Söz konusu programatik hedeflerinin tam olarak bir sosyalist programa bağlı olmadığını da dile getiren Kürkçü, şöyle izah etti: “Olmamasının nedeni bunun kapitalizmle bir derdi olmamasıyla değil, bileşenlerimizin hepsinin kapitalizmle aynı ölçüde derdi olup olmamasıyla ilgili. Mesela Altan Tan gibi arkadaşlarımızın kapitalizmle böyle bir derdi yok. Onlar daha eşitlikçi, daha vahşetinden arındırılmış bir kapitalizmin pekala sürdürülebilir olduğu veya kitlelerin piyasa ekonomisi içerisinde yaşamaya o kadar da itirazları olmadığı kanaatinde.
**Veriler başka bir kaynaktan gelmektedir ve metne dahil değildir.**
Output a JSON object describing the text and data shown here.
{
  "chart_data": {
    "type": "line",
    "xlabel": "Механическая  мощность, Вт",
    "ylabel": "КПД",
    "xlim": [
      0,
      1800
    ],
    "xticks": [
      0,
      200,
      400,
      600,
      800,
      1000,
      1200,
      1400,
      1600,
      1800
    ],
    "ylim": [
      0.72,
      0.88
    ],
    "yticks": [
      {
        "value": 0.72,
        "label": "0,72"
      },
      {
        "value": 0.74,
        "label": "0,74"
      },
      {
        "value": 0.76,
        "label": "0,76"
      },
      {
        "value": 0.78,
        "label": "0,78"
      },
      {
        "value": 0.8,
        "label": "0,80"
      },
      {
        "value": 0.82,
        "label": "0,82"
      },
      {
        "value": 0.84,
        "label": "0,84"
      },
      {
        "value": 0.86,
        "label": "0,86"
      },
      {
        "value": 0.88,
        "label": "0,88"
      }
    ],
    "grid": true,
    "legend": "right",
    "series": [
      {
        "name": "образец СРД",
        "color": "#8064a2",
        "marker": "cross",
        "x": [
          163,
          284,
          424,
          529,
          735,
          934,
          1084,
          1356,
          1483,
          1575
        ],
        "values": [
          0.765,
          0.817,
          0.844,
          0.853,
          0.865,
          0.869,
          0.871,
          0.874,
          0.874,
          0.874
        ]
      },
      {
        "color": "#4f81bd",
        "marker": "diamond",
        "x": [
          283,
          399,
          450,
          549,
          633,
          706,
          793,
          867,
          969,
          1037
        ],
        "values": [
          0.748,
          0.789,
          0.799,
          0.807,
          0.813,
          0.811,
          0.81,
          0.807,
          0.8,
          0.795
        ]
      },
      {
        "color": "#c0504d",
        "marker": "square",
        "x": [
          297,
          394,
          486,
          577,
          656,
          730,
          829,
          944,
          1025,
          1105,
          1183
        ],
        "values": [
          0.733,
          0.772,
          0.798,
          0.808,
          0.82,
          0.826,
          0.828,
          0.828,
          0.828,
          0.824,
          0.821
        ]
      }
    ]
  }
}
Ama benim gibi kimileri de Türkiye’nin iktisadi düzeninin kendisinin bütün sosyal ve kültürel eşitsizliklerin de üreticisi olduğu kanaatinde. Dolayısıyla kapitalizm altında kaldıkça kadınlar da, Kürtler de, Aleviler de özgürleşemez. Çünkü kapitalizm bir devlet tarafından şekillendirilmektedir ve bu devletin karakteri tekçidir ve reforme edilemez.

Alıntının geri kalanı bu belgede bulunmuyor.